Whilst research investigating television acting is steadily growing (see, for example: Hewett, 2017; Fife Donaldson and Walters, 2019), there remains relatively little academic work considering the perspectives and processes of television actors themselves. CREAM’s Christopher Hogg has sought to address this lack with his publications and research in the field (most notably Acting in British Television (2017) and Exploring Television Acting (2018)). In Hogg’s most recent work on the monograph Adapting Television Drama: Theory & Industry (2021) he has paid particular attention to minority-ethnic actor perspectives regarding equality, diversity and inclusion in contemporary television drama casting and performance. The following interview signposts the ongoing importance of such research in understanding a significant phase of current industry change.
Call for papers for the ‘TV Londons: Exploring Representations of London on Television’ conference can be found here, and the deadline for submissions is 31 January 2022.

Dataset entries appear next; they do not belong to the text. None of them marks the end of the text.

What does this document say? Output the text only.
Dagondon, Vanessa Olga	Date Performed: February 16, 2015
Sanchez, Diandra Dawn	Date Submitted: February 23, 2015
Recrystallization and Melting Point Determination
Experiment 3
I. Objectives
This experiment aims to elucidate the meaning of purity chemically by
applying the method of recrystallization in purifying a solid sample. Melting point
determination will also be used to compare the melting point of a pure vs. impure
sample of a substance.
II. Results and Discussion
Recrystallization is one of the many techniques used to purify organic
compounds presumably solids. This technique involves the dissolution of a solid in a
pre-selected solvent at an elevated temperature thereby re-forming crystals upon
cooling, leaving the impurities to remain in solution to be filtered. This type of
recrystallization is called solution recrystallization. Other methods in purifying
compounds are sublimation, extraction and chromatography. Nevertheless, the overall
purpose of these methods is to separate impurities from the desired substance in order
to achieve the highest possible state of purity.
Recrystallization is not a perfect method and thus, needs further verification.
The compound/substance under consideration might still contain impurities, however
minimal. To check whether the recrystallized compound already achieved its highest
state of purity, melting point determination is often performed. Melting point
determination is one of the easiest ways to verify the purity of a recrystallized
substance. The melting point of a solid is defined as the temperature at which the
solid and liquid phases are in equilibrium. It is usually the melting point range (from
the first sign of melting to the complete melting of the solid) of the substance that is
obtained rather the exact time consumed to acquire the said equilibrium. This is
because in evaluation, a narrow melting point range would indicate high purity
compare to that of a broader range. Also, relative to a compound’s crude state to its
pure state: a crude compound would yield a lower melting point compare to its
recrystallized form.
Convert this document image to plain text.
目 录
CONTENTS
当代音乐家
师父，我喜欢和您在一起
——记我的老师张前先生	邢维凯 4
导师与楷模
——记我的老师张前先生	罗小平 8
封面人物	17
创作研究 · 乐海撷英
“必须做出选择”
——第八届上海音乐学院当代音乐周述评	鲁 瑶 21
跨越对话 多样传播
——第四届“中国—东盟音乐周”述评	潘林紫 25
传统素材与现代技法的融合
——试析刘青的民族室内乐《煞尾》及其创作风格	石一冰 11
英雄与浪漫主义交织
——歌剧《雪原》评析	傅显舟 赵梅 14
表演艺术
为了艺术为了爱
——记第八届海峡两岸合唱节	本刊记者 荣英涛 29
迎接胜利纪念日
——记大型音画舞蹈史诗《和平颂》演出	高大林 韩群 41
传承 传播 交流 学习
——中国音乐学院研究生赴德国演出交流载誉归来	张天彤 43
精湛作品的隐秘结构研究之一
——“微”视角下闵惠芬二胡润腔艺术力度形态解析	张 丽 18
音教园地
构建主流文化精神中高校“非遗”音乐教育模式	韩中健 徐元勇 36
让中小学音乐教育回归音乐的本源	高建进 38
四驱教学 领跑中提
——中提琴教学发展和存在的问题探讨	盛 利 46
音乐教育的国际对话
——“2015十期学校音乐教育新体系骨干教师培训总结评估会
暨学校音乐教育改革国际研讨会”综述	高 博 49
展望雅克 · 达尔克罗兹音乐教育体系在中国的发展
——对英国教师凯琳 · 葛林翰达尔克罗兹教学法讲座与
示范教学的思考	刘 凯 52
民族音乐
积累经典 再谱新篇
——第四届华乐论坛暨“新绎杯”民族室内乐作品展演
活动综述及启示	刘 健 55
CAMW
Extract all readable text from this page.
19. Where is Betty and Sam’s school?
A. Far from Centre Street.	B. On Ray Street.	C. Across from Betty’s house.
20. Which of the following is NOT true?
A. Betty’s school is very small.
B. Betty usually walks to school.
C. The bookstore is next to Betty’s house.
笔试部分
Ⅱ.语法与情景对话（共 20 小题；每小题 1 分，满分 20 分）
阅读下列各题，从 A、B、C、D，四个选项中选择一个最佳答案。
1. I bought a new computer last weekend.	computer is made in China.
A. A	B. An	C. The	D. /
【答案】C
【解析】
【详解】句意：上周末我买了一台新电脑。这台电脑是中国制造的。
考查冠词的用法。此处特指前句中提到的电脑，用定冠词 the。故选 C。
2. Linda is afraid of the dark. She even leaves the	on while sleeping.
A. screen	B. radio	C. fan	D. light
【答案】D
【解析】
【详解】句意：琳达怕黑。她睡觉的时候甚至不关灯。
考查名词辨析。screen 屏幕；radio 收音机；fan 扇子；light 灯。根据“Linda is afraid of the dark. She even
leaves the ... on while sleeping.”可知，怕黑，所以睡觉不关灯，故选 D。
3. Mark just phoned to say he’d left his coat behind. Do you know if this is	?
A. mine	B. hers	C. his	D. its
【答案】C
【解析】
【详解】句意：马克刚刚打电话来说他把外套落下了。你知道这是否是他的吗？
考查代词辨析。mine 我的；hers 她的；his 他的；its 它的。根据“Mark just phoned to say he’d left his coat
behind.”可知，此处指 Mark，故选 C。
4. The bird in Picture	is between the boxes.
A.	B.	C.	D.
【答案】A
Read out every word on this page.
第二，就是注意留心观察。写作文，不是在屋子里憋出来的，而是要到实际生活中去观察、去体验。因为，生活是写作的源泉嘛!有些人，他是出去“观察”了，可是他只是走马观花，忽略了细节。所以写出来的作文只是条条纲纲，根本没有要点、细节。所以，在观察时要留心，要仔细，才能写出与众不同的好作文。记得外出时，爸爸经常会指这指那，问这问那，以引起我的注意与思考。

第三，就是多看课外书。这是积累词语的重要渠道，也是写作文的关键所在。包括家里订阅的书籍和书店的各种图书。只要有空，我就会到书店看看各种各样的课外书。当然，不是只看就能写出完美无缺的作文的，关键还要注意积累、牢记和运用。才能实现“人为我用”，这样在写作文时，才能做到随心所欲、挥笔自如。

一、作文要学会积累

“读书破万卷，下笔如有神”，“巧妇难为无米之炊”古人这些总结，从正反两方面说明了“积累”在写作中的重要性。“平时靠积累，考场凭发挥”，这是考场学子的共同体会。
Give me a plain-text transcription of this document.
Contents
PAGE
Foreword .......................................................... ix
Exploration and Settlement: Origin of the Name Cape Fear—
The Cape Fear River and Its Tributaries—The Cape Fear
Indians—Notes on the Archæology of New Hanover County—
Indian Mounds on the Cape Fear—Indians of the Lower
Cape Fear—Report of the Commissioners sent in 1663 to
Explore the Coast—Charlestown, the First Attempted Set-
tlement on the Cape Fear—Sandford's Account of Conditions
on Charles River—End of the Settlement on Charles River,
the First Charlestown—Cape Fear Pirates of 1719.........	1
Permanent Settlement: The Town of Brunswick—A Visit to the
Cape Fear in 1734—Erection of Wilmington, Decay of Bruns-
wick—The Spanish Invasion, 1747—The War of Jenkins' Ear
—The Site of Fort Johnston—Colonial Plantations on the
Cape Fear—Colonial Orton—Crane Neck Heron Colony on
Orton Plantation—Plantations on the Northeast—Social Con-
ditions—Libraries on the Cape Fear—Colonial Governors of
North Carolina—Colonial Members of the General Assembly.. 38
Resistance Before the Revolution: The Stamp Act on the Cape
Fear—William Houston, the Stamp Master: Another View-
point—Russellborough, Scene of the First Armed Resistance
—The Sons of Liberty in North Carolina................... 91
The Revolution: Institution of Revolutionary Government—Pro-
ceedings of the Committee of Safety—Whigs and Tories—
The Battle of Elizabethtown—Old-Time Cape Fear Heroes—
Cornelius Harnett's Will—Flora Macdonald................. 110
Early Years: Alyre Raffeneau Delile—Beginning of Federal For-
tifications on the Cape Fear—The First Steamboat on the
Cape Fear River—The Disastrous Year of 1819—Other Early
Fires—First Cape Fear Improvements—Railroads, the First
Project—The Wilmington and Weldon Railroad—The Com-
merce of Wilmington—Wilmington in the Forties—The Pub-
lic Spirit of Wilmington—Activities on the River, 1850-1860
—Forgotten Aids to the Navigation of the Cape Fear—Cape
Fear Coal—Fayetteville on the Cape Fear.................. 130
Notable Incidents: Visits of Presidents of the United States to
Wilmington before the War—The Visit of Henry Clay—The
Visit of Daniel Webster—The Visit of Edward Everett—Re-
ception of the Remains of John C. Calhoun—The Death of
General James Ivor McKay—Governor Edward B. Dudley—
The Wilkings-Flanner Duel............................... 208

Time for Change: An Actor’s Perspective – Mandip Gill on Casting, Representation and Inclusion in British Television Drama
Mandip Kaur Gill is an actor now best-known for the role of Yasmin Khan in the recent seasons of Doctor Who (BBC, 1963-1969, 2005- ) under showrunner Chris Chibnall. Chibnall’s bold new direction for the show, including the first female regeneration of the Doctor, has generated much debate within critical and fan discourses in recent years. In this interview, Gill gives an actor’s insider perspective on working on Doctor Who today, offering insight into the significance of being cast as Yasmin in relation to her own regionality and heritage. More broadly, Gill reflects on the changing nature of British television drama in relation to questions of representation, equality, diversity and inclusion, from the vantage of a female British-Asian actor from the North of England.
Chris (CH): What led you to a career as an actor? Were there particular characters and stories which inspired you?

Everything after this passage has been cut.